Sin embargo, los ideólogos del siglo XIX tomaron esa categoría lingüística y le proyectaron características étnicas y raciales que la propia lingüística nunca pudo sostener.
Lo que esto significa es importante: semíticos son los árabes. Semíticos son los judíos. Semíticos son los etíopes de las iglesias copto-ortodoxas, los asirios de Irak, los bereberes del norte de África. “Semita” nunca fue sinónimo de “judío”. Era una categoría lingüística amplia que la ideología del siglo XIX iba a estrechar y deformar.
El antijudaísmo religioso
Mucho antes de que existiera la palabra “antisemitismo”, existía el odio a los judíos. Pero ese odio tenía una lógica muy diferente a la del siglo XIX.
Durante la Edad Media europea, el odio hacia los judíos tenía un origen y una lógica fundamentalmente religiosa. También jugaban su papel la competencia económica, el miedo al extraño y la búsqueda de chivos expiatorios en tiempos de crisis, pero la Iglesia Católica le daba el marco: los judíos eran los que habían dado muerte a Cristo, los que rechazaban la verdad cristiana, los obstinados enemigos de la fe verdadera.
Ese marco produjo siglos de sufrimiento concreto: guetos donde los judíos debían vivir encerrados, restricciones legales que les prohibían ejercer la mayoría de las profesiones, expulsiones masivas —de Inglaterra en 1290, de España en 1492— y pogromos, esos estallidos periódicos de violencia colectiva que arrasaban comunidades enteras.

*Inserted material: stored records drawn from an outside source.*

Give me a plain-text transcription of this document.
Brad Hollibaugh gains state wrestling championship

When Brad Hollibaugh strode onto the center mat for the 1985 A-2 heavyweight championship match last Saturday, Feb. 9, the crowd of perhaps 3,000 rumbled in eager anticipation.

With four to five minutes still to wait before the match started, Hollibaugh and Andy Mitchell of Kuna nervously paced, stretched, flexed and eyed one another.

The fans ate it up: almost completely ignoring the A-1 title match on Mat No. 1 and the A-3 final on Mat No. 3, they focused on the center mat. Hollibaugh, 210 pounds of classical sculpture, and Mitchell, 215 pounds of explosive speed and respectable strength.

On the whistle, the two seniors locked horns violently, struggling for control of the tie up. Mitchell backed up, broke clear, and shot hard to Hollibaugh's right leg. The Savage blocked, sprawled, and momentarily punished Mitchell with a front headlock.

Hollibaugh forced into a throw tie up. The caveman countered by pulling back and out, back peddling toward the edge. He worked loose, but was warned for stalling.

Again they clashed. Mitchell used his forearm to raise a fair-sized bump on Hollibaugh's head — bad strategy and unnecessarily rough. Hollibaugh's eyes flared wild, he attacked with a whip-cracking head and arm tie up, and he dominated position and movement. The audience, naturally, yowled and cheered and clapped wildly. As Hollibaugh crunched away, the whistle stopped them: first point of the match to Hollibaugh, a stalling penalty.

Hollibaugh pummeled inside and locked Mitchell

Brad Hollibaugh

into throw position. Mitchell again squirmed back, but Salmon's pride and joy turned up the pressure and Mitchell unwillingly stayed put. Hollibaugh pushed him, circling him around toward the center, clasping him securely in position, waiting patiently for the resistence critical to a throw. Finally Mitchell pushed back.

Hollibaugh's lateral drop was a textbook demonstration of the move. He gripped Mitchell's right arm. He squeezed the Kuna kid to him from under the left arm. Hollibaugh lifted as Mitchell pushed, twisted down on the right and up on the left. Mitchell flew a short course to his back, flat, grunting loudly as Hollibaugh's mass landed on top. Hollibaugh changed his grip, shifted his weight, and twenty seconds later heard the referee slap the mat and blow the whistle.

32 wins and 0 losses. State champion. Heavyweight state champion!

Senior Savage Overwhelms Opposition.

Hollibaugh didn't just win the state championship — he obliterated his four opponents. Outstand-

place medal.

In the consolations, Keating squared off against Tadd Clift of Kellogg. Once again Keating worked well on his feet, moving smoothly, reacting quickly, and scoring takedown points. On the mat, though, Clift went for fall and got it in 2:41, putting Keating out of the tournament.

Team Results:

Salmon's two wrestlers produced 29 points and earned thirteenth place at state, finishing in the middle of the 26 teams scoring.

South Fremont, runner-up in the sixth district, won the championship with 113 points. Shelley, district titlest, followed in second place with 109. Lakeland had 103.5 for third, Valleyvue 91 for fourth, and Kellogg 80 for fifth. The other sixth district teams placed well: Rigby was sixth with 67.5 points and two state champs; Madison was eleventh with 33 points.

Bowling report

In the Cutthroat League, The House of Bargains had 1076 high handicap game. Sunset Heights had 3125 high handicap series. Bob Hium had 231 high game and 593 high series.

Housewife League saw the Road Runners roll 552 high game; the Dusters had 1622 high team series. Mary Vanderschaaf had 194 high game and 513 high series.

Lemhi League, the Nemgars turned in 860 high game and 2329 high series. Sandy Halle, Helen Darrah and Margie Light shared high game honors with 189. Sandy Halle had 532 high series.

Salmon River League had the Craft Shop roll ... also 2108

Pero en esa lógica había, paradójicamente, una salida: la conversión.
Un judío que se bautizaba dejaba de ser, al menos en teoría, objeto de persecución. Su identidad era religiosa y por tanto mutable. El odio apuntaba a la fe, no a la sangre.
Los historiadores llaman a esto “antijudaísmo”, para distinguirlo del fenómeno moderno. La distinción marca una diferencia fundamental en la lógica del odio, y en sus consecuencias.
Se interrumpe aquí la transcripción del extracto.